Wir haben ja ein ähnliches Problem. Der Unterschied ist nur, dass Buddy richtig drauf geht, wenn er Angst hat und sich bedroht fühlt und nicht mehr bellt oder ,,mal" knurrt oder beißt, sondern er geht immer drauf.
Wichtig ist zum einen, dass du den Mesnchen die Sicherheit bieten kannst, dass der Hund sie nicht verletzt. Zum andere musst du dem Hund die Sicherheit bieten, dass ihm nichts passiert und somit, dass er voll und ganz ignoriert wird.
Was für ein Hnd ist es? Kann er mit Beißen einen ernsthaften Schaden anrichten oder ist es ein sehr kleiner Hund?
Wenn es ein großer Hund ist, finde ich es wichtig, dass du Sicherheit für die menschen schaffst. Denn bei einem ängstlichen Hund, der auch schonmal gebissen hat, kannst du nicht mehr dafür garantieren, dass er es nicht tut.

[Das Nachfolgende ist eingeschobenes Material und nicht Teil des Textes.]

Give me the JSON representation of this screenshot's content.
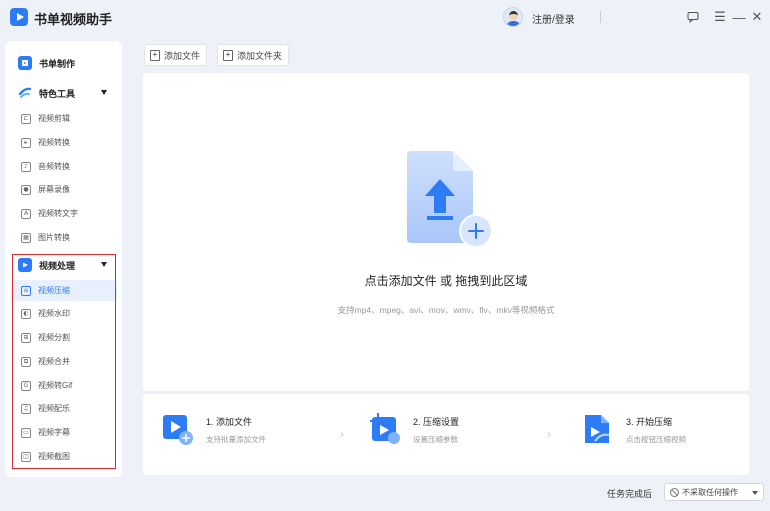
{
  "app": {
    "title": "书单视频助手",
    "login": "注册/登录"
  },
  "window": {
    "feedback_icon": "chat-icon",
    "menu": "☰",
    "minimize": "—",
    "close": "✕"
  },
  "sidebar": {
    "main1": {
      "label": "书单制作",
      "icon": "book-icon"
    },
    "main2": {
      "label": "特色工具",
      "icon": "wand-icon"
    },
    "tools": [
      {
        "label": "视频剪辑",
        "icon": "crop-icon",
        "glyph": "⊏"
      },
      {
        "label": "视频转换",
        "icon": "video-convert-icon",
        "glyph": "▸"
      },
      {
        "label": "音频转换",
        "icon": "audio-icon",
        "glyph": "♪"
      },
      {
        "label": "屏幕录像",
        "icon": "record-icon",
        "glyph": "●"
      },
      {
        "label": "视频转文字",
        "icon": "text-icon",
        "glyph": "A"
      },
      {
        "label": "图片转换",
        "icon": "image-icon",
        "glyph": "▦"
      }
    ],
    "main3": {
      "label": "视频处理",
      "icon": "video-process-icon"
    },
    "processing": [
      {
        "label": "视频压缩",
        "icon": "compress-icon",
        "glyph": "≡"
      },
      {
        "label": "视频水印",
        "icon": "watermark-icon",
        "glyph": "◐"
      },
      {
        "label": "视频分割",
        "icon": "split-icon",
        "glyph": "⊞"
      },
      {
        "label": "视频合并",
        "icon": "merge-icon",
        "glyph": "⧉"
      },
      {
        "label": "视频转Gif",
        "icon": "gif-icon",
        "glyph": "G"
      },
      {
        "label": "视频配乐",
        "icon": "music-icon",
        "glyph": "♫"
      },
      {
        "label": "视频字幕",
        "icon": "subtitle-icon",
        "glyph": "▭"
      },
      {
        "label": "视频截图",
        "icon": "screenshot-icon",
        "glyph": "◫"
      }
    ],
    "active": "视频压缩"
  },
  "toolbar": {
    "add_file": "添加文件",
    "add_folder": "添加文件夹"
  },
  "dropzone": {
    "title": "点击添加文件 或 拖拽到此区域",
    "hint": "支持mp4、mpeg、avi、mov、wmv、flv、mkv等视频格式"
  },
  "steps": [
    {
      "title": "1. 添加文件",
      "desc": "支持批量添加文件"
    },
    {
      "title": "2. 压缩设置",
      "desc": "设置压缩参数"
    },
    {
      "title": "3. 开始压缩",
      "desc": "点击按钮压缩视频"
    }
  ],
  "status": {
    "label": "任务完成后",
    "select": "不采取任何操作"
  },
  "colors": {
    "accent": "#2d7cf6",
    "highlight": "#d62e2e"
  }
}
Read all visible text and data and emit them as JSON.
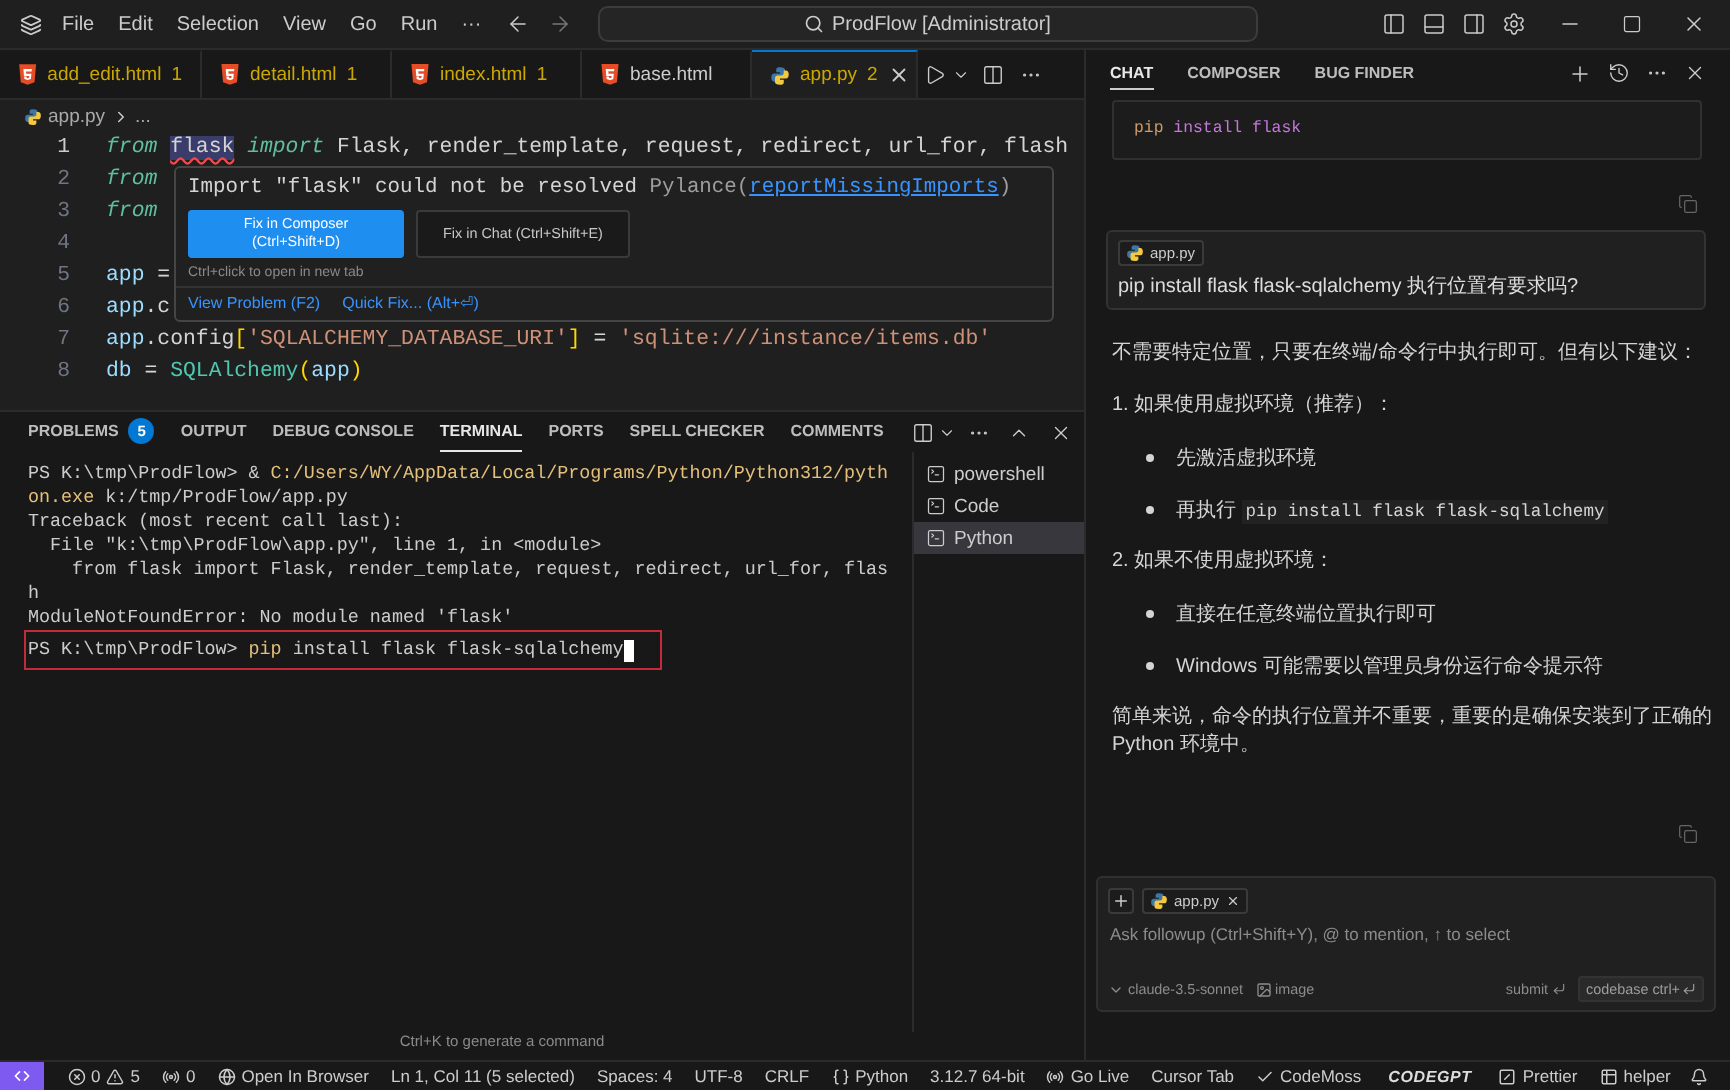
{
  "title_bar": {
    "menus": [
      "File",
      "Edit",
      "Selection",
      "View",
      "Go",
      "Run",
      "···"
    ],
    "search": "ProdFlow [Administrator]"
  },
  "editor": {
    "tabs": [
      {
        "name": "add_edit.html",
        "kind": "html",
        "count": "1",
        "selected": false
      },
      {
        "name": "detail.html",
        "kind": "html",
        "count": "1",
        "selected": false
      },
      {
        "name": "index.html",
        "kind": "html",
        "count": "1",
        "selected": false
      },
      {
        "name": "base.html",
        "kind": "html",
        "selected": false
      },
      {
        "name": "app.py",
        "kind": "python",
        "count": "2",
        "selected": true
      }
    ],
    "breadcrumb": {
      "file": "app.py",
      "rest": "..."
    },
    "lines": [
      {
        "number": "1",
        "tokens": [
          {
            "text": "from ",
            "kind": "keyword",
            "error": false
          },
          {
            "text": "flask",
            "kind": "module",
            "error": true
          },
          {
            "text": " import",
            "kind": "keyword",
            "error": false
          },
          {
            "text": " Flask, render_template, request, redirect, url_for, flash",
            "kind": "plain",
            "error": false
          }
        ]
      },
      {
        "number": "2",
        "tokens": [
          {
            "text": "from",
            "kind": "keyword"
          }
        ]
      },
      {
        "number": "3",
        "tokens": [
          {
            "text": "from",
            "kind": "keyword"
          }
        ]
      },
      {
        "number": "4"
      },
      {
        "number": "5",
        "tokens": [
          {
            "text": "app",
            "kind": "variable"
          },
          {
            "text": " =",
            "kind": "plain"
          }
        ]
      },
      {
        "number": "6",
        "tokens": [
          {
            "text": "app",
            "kind": "variable"
          },
          {
            "text": ".c",
            "kind": "plain"
          }
        ]
      },
      {
        "number": "7",
        "tokens": [
          {
            "text": "app",
            "kind": "variable"
          },
          {
            "text": ".config",
            "kind": "plain"
          },
          {
            "text": "[",
            "kind": "bracket"
          },
          {
            "text": "'SQLALCHEMY_DATABASE_URI'",
            "kind": "string"
          },
          {
            "text": "]",
            "kind": "bracket"
          },
          {
            "text": " = ",
            "kind": "plain"
          },
          {
            "text": "'sqlite:///instance/items.db'",
            "kind": "string"
          }
        ]
      },
      {
        "number": "8",
        "tokens": [
          {
            "text": "db",
            "kind": "variable"
          },
          {
            "text": " = ",
            "kind": "plain"
          },
          {
            "text": "SQLAlchemy",
            "kind": "class"
          },
          {
            "text": "(",
            "kind": "bracket"
          },
          {
            "text": "app",
            "kind": "variable"
          },
          {
            "text": ")",
            "kind": "bracket"
          }
        ]
      }
    ],
    "hover": {
      "message": "Import \"flask\" could not be resolved",
      "source": "Pylance(",
      "rule": "reportMissingImports",
      "source_end": ")",
      "buttons": [
        {
          "label": "Fix in Composer (Ctrl+Shift+D)",
          "primary": true
        },
        {
          "label": "Fix in Chat (Ctrl+Shift+E)",
          "primary": false
        }
      ],
      "hint": "Ctrl+click to open in new tab",
      "actions": [
        "View Problem (F2)",
        "Quick Fix... (Alt+⏎)"
      ]
    }
  },
  "panel": {
    "tabs": [
      {
        "label": "PROBLEMS",
        "badge": "5",
        "selected": false
      },
      {
        "label": "OUTPUT",
        "selected": false
      },
      {
        "label": "DEBUG CONSOLE",
        "selected": false
      },
      {
        "label": "TERMINAL",
        "selected": true
      },
      {
        "label": "PORTS",
        "selected": false
      },
      {
        "label": "SPELL CHECKER",
        "selected": false
      },
      {
        "label": "COMMENTS",
        "selected": false
      }
    ],
    "terminal": [
      {
        "outlined": false,
        "segments": [
          {
            "text": "PS K:\\tmp\\ProdFlow> & ",
            "kind": "plain"
          },
          {
            "text": "C:/Users/WY/AppData/Local/Programs/Python/Python312/pyth",
            "kind": "path"
          }
        ]
      },
      {
        "outlined": false,
        "segments": [
          {
            "text": "on.exe",
            "kind": "path"
          },
          {
            "text": " k:/tmp/ProdFlow/app.py",
            "kind": "plain"
          }
        ]
      },
      {
        "outlined": false,
        "segments": [
          {
            "text": "Traceback (most recent call last):",
            "kind": "plain"
          }
        ]
      },
      {
        "outlined": false,
        "segments": [
          {
            "text": "  File \"k:\\tmp\\ProdFlow\\app.py\", line 1, in <module>",
            "kind": "plain"
          }
        ]
      },
      {
        "outlined": false,
        "segments": [
          {
            "text": "    from flask import Flask, render_template, request, redirect, url_for, flas",
            "kind": "plain"
          }
        ]
      },
      {
        "outlined": false,
        "segments": [
          {
            "text": "h",
            "kind": "plain"
          }
        ]
      },
      {
        "outlined": false,
        "segments": [
          {
            "text": "ModuleNotFoundError: No module named 'flask'",
            "kind": "plain"
          }
        ]
      },
      {
        "outlined": true,
        "cursor": true,
        "segments": [
          {
            "text": "PS K:\\tmp\\ProdFlow> ",
            "kind": "plain"
          },
          {
            "text": "pip",
            "kind": "path"
          },
          {
            "text": " install flask flask-sqlalchemy",
            "kind": "plain"
          }
        ]
      }
    ],
    "terminals": [
      {
        "name": "powershell",
        "selected": false
      },
      {
        "name": "Code",
        "selected": false
      },
      {
        "name": "Python",
        "selected": true
      }
    ],
    "hint": "Ctrl+K to generate a command"
  },
  "chat": {
    "tabs": [
      {
        "label": "CHAT",
        "selected": true
      },
      {
        "label": "COMPOSER",
        "selected": false
      },
      {
        "label": "BUG FINDER",
        "selected": false
      }
    ],
    "code_block": [
      {
        "text": "pip",
        "kind": "command"
      },
      {
        "text": " install flask",
        "kind": "argument"
      }
    ],
    "question": {
      "file": "app.py",
      "text": "pip install flask flask-sqlalchemy 执行位置有要求吗?"
    },
    "answer": [
      {
        "kind": "paragraph",
        "text": "不需要特定位置，只要在终端/命令行中执行即可。但有以下建议："
      },
      {
        "kind": "heading",
        "text": "1. 如果使用虚拟环境（推荐）："
      },
      {
        "kind": "bullet",
        "text": "先激活虚拟环境"
      },
      {
        "kind": "bullet",
        "text": "再执行 ",
        "code": "pip install flask flask-sqlalchemy"
      },
      {
        "kind": "heading",
        "text": "2. 如果不使用虚拟环境："
      },
      {
        "kind": "bullet",
        "text": "直接在任意终端位置执行即可"
      },
      {
        "kind": "bullet",
        "text": "Windows 可能需要以管理员身份运行命令提示符"
      },
      {
        "kind": "paragraph",
        "text": "简单来说，命令的执行位置并不重要，重要的是确保安装到了正确的Python 环境中。"
      }
    ],
    "input": {
      "file": "app.py",
      "placeholder": "Ask followup (Ctrl+Shift+Y), @ to mention, ↑ to select",
      "model": "claude-3.5-sonnet",
      "image": "image",
      "submit": "submit",
      "codebase": "codebase ctrl+"
    }
  },
  "status_bar": [
    {
      "kind": "problems",
      "errors": "0",
      "warnings": "5"
    },
    {
      "kind": "ports",
      "text": "0"
    },
    {
      "kind": "browser",
      "text": "Open In Browser"
    },
    {
      "kind": "text",
      "text": "Ln 1, Col 11 (5 selected)"
    },
    {
      "kind": "text",
      "text": "Spaces: 4"
    },
    {
      "kind": "text",
      "text": "UTF-8"
    },
    {
      "kind": "text",
      "text": "CRLF"
    },
    {
      "kind": "language",
      "text": "Python"
    },
    {
      "kind": "text",
      "text": "3.12.7 64-bit"
    },
    {
      "kind": "live",
      "text": "Go Live"
    },
    {
      "kind": "text",
      "text": "Cursor Tab"
    },
    {
      "kind": "check",
      "text": "CodeMoss"
    },
    {
      "kind": "logo",
      "text": "CODEGPT"
    },
    {
      "kind": "prettier",
      "text": "Prettier"
    },
    {
      "kind": "helper",
      "text": "helper"
    },
    {
      "kind": "bell"
    }
  ]
}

Du hast mehrere Möglichkeiten es zu tun.
1.) Du gewöhnst deinen Hund langsam an einen Kennel und machst es ihm als Höhle schmackhaft. Diese bietet dem Hund Sicherheit und Geborgenheit. Er muss aber wirklich lange und langsam dran gewöhnt werden und GERNE in den Kennel gehen. So kannst du den Hund in den Kennel packen, wnen Besuch kommt. Da sind beide sicher voreinander. Der Besuch sollte noch nicht einmal in Richtung Hund gucken. Am besten sogar mit dem Rücken zum Hund sitzen. Deine Aufgabe wäre es dann, den Hund zu belohnen, wenn er ruhig ist. Immer mal wieder ein Leckerchen reingeben.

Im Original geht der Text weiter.